Aerial view taken from a rescue helicopter of migrants onboard the Adriana fishing vessel off the Peloponnese coast of Greece on June 13
The Adriana fishing vessel capsized in waters south-west of the Peloponnese peninsula on June 14 © Hellenic Coastguard/AFP/Getty Images

The EU has launched an inquiry into the role of its border control agency Frontex after a migrant ship sank off the Greek coast in June, killing hundreds of people in one of the deadliest accidents in the Mediterranean Sea.

The inquiry launched on Wednesday by European ombudsman Emily O’Reilly will examine Frontex’s co-operation with national authorities on the search and rescue operation and how the agency ensures that fundamental rights during such operations are upheld.

“There is scope for greater clarity in relation to Frontex’s role in such operations,” O’Reilly wrote in a letter to Frontex chief Hans Leijtens. She said that while “investigations are taking place at the national level, it is clear that Frontex had an important role in the search and rescue mission from a co-ordination perspective”.

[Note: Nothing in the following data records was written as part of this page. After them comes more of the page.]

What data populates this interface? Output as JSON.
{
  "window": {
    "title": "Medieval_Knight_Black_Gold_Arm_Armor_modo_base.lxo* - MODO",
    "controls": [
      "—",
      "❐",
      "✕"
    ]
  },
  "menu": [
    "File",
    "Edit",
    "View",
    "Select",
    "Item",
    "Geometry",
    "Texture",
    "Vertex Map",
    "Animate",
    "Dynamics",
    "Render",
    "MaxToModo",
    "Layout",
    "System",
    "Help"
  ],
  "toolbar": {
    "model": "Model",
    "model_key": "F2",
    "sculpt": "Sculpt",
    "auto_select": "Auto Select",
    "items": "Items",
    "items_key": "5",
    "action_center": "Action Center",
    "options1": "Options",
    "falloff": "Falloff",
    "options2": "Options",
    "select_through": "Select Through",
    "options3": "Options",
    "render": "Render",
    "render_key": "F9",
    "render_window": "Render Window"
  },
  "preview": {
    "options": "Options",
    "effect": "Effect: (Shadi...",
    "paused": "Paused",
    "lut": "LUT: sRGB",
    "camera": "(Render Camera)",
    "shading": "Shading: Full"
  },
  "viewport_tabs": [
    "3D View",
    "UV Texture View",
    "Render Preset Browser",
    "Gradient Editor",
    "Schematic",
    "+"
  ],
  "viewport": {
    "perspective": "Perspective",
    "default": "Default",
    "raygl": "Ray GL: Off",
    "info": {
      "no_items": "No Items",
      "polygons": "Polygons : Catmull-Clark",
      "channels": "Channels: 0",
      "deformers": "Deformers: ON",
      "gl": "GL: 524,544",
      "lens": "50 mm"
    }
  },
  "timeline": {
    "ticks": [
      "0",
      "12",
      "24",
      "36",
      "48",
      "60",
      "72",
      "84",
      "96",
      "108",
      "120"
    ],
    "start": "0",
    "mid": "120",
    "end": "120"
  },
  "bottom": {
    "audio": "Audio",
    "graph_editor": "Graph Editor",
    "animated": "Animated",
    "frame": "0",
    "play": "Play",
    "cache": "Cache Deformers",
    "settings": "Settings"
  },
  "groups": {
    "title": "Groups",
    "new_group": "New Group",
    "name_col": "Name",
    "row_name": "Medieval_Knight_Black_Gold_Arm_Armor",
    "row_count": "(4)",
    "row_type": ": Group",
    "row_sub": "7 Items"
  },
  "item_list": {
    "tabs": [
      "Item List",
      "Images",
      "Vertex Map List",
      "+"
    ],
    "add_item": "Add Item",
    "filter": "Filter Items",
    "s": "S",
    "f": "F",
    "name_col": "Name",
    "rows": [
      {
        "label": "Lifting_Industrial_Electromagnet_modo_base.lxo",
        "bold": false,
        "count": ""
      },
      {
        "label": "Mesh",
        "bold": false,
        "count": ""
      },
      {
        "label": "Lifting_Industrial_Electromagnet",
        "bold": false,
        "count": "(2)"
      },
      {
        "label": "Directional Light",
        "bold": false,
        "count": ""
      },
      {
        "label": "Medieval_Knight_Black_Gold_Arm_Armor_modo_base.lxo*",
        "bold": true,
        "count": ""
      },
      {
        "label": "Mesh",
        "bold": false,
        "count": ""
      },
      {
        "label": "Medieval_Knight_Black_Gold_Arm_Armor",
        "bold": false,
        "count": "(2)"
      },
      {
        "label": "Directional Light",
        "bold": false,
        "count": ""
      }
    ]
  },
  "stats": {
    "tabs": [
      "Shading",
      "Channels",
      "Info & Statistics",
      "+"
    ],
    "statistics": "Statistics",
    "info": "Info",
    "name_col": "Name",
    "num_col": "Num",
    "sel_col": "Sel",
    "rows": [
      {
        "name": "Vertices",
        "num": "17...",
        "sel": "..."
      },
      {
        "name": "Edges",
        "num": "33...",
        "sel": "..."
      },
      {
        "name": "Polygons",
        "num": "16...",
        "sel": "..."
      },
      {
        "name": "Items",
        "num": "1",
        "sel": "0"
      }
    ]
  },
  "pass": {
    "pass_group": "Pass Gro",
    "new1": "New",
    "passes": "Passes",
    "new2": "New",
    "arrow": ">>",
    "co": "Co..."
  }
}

According to O’Reilly’s letter, the co-operation between Frontex and national authorities should include search and rescue support, but national rescue centres decide on the operations themselves.

The Adriana fishing vessel capsized in waters south-west of the Peloponnese peninsula on June 14. Eighty-two bodies were found in the search and rescue operations, with hundreds more missing, and 104 people were rescued. At least 400 people were estimated to have been on board.

Frontex detected the Adriana on June 13 shortly before 10am. The vessel, which was about 25 to 30 metres long, turned down repeated offers of assistance, according to Greek authorities, who added that the ship’s crew stated that they wished to continue sailing to Italy.

European ombudsman Emily O’Reilly
Emily O’Reilly: ‘Migration to Europe will continue and it is up to the EU to ensure that it acts in a way that maintains fundamental rights’ © Belga/Reuters

According to an account by Alarm Phone, an NGO that helps migrants in trouble to call for help, people on board the ship were making distress calls several hours before it sank during the night.

“It has been reported that in this instance Frontex alerted the Greek authorities to the ship’s presence and offered assistance, but it is not clear what else it could or should have done,” O’Reilly said. “Migration to Europe will continue and it is up to the EU to ensure that it acts in a way that maintains fundamental rights,” she added.

O’Reilly asked Frontex to hand over its report on the shipwreck of the Adriana, as well as reports on other incidents, including the sinking of boats off the Italian coast in February and near Sfax, Tunisia, in January.

“We look forward to fully co-operating with the ombudsman to explain the role Frontex plays in search and rescue operations,” Frontex said.

Such tragedies in the Mediterranean could “happen at any time”, Dimitrios Kairidis, Greek migration and asylum minister, told the Financial Times. “We have not managed to find a way to prevent unseaworthy boats full of irregular migrants and asylum seekers from travelling from the Libyan coast and putting human lives at risk.”

Kairidis said the EU’s primary focus should be to have more control over migrant flows from north Africa. “Instead, we endure days of attacks against Frontex, Europe and Greece, often by the usual suspects who have a political agenda,” he added.

On Athens’ investigation into the Greek coastguard’s role in the accident, Kairidis stressed that it was “independent and in-depth” and that “there would be consequences” if it reveals any wrongdoing.

The ombudsman also announced that she would launch inquiries this autumn into how the European Commission monitored human rights in border management operations funded by the EU, and into the EU’s recent agreement on migration with Tunisia, which includes sending Tunis €105mn for border enforcement measures.

Leijtens took charge of Frontex in March promising to “restore trust” in an EU agency whose operations have been probed by the EU’s anti-fraud watchdog Olaf. Frontex’s new Dutch boss replaced an interim director who was herself named as a “person of concern” in an Olaf investigation.

Fabrice Leggeri, the last full-time director of the Warsaw-based agency, resigned last year during an Olaf investigation into whether Frontex knew about illegal “pushbacks” of migrants by coastguard authorities and failed to act on the information. Olaf also investigated claims of misconduct, including harassment, at Frontex during Leggeri’s tenure.

This story was updated on July 27 to reflect that the Adriana was first detected on the morning of June 13.